A principal reivindicação da categoria é a recomposição inflacionária dos honorários pagos há mais de oito anos sem reajuste. Os profissionais também cobram a nomeação de um responsável técnico médico, conforme exigência do Conselho Federal de Medicina, abertura de canal de diálogo com a gestão do órgão, fim de interferências administrativas por parte de gestores não médicos, e reorganização das agendas nas unidades do Vapt Vupt.
Segundo o Detran-GO, o aumento no valor da consulta impacta diretamente no custo da CNH para a população, o que é considerado inaceitável. A cada atendimento, os médicos recebem R$ 90, pagos diretamente pelo cidadão. Mesmo com carga horária reduzida (6h diárias ou 4h30 no Vapt Vupt), há casos de médicos que faturam até R$ 38.070 por mês, somando R$ 228.420 apenas no primeiro semestre de 2025.

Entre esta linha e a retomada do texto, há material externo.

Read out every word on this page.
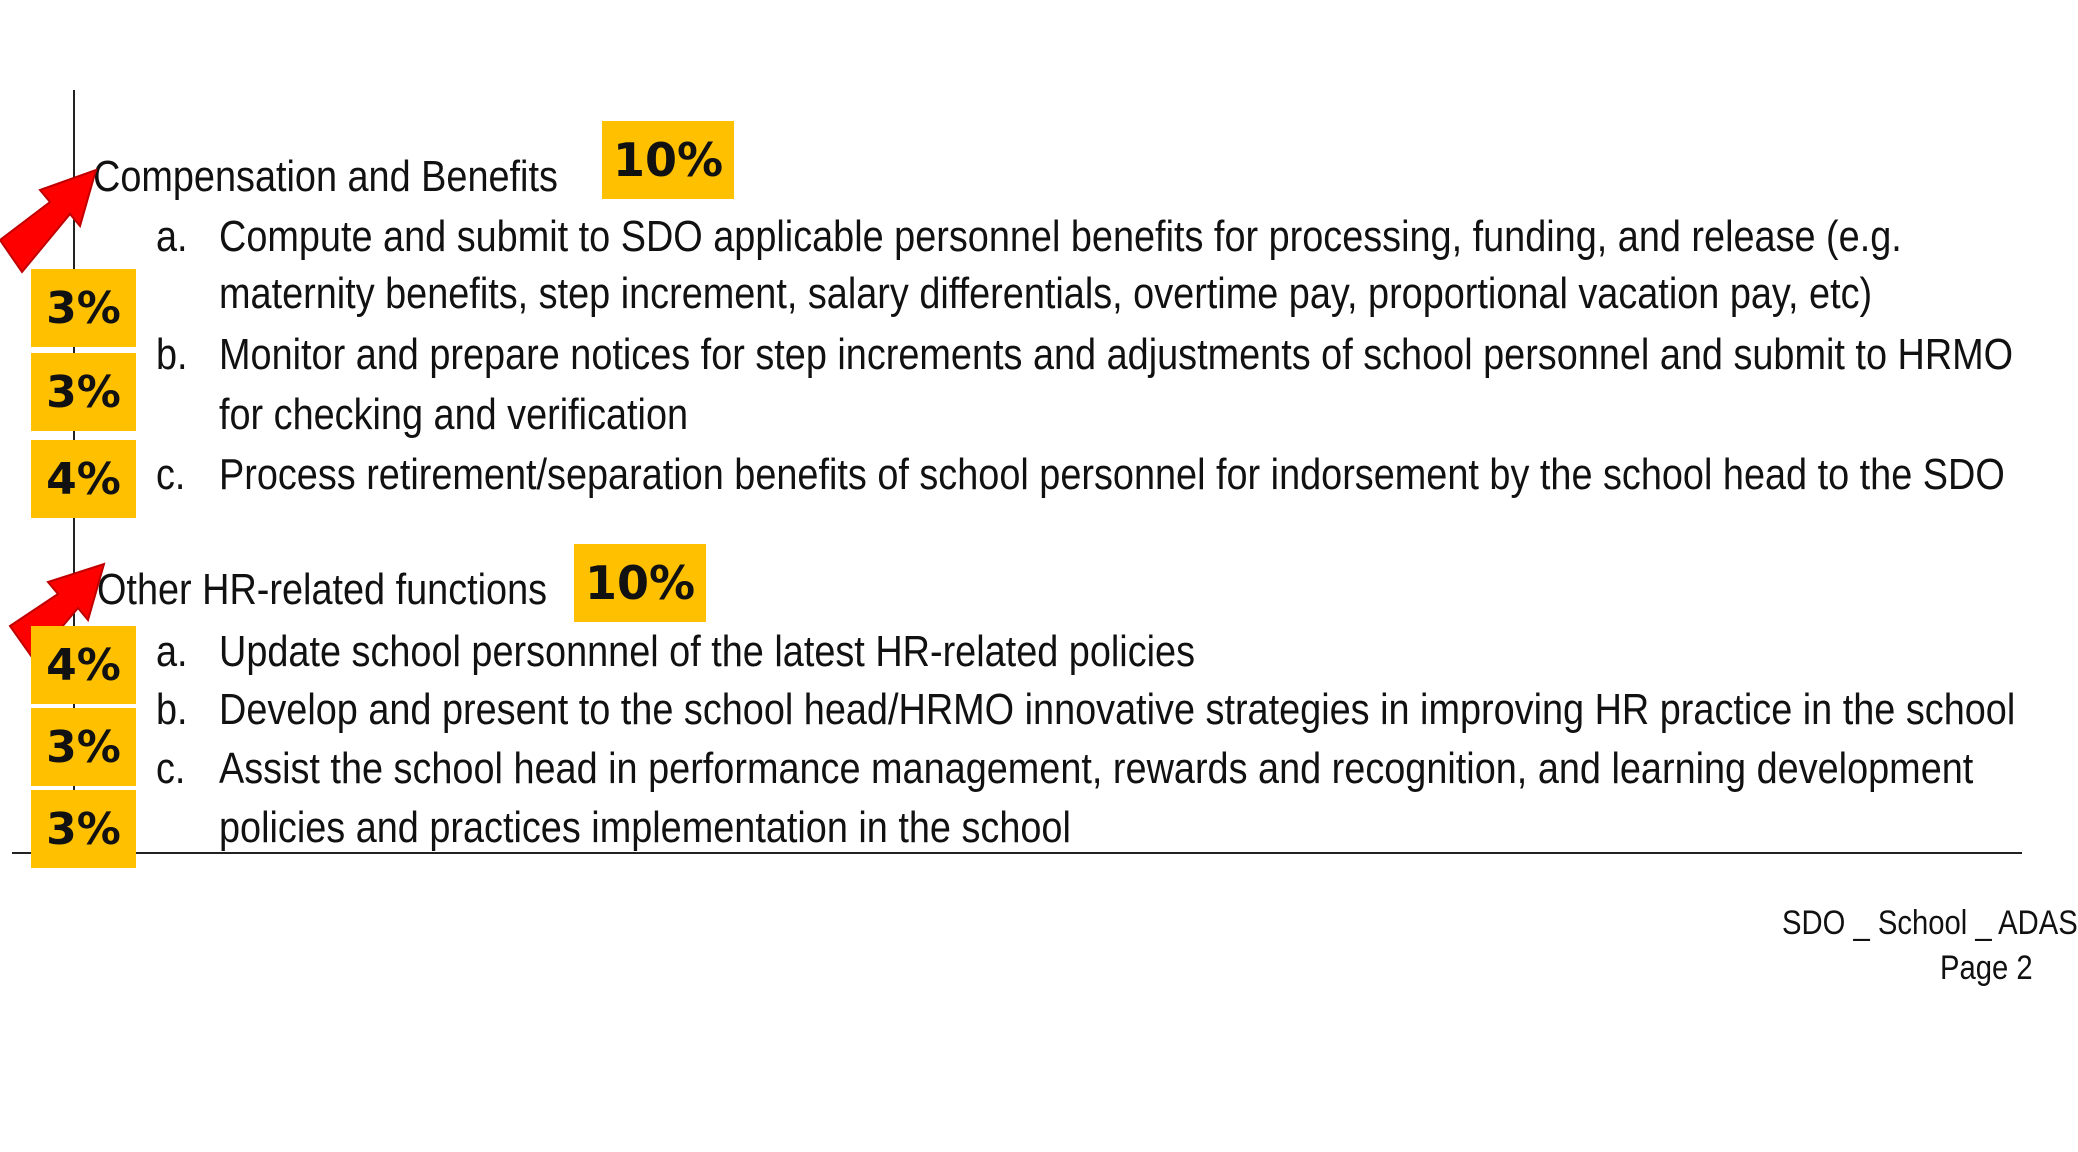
Compensation and Benefits
a. Compute and submit to SDO applicable personnel benefits for processing, funding, and release (e.g.
maternity benefits, step increment, salary differentials, overtime pay, proportional vacation pay, etc)
b. Monitor and prepare notices for step increments and adjustments of school personnel and submit to HRMO
for checking and verification
c. Process retirement/separation benefits of school personnel for indorsement by the school head to the SDO
Other HR-related functions
a. Update school personnnel of the latest HR-related policies
b. Develop and present to the school head/HRMO innovative strategies in improving HR practice in the school
c. Assist the school head in performance management, rewards and recognition, and learning development
policies and practices implementation in the school
SDO _ School _ ADAS
Page 2
10%
10%
3%
3%
4%
4%
3%
3%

Já os psicólogos recebem R$ 100 por atendimento. O pagamento também é feito direto ao profissional. Nos últimos seis meses, um psicólogo de Aparecida de Goiânia, por exemplo, recebeu R$ 19 mil de candidatos à habilitação encaminhados pelo Detran-GO. Cabe ressaltar que esses profissionais são credenciados, portanto, não são exclusivos e podem estabelecer sua própria carga horária.
Em contrapartida, o Sindicato dos Médicos do Estado de Goiás, respondeu que “Reivindica condições justas de trabalho, respeito institucional e reconhecimento profissional. A boa prestação dos serviços à população começa com a valorização de quem os executa.”, escreveu o Simego.
O sindicato também destaca que os médicos atuam suprimindo uma demanda do próprio órgão, sem vínculo empregatício, e afirma que a ausência de respostas do Detran-GO e do Governo de Goiás levou à decisão pela paralisação.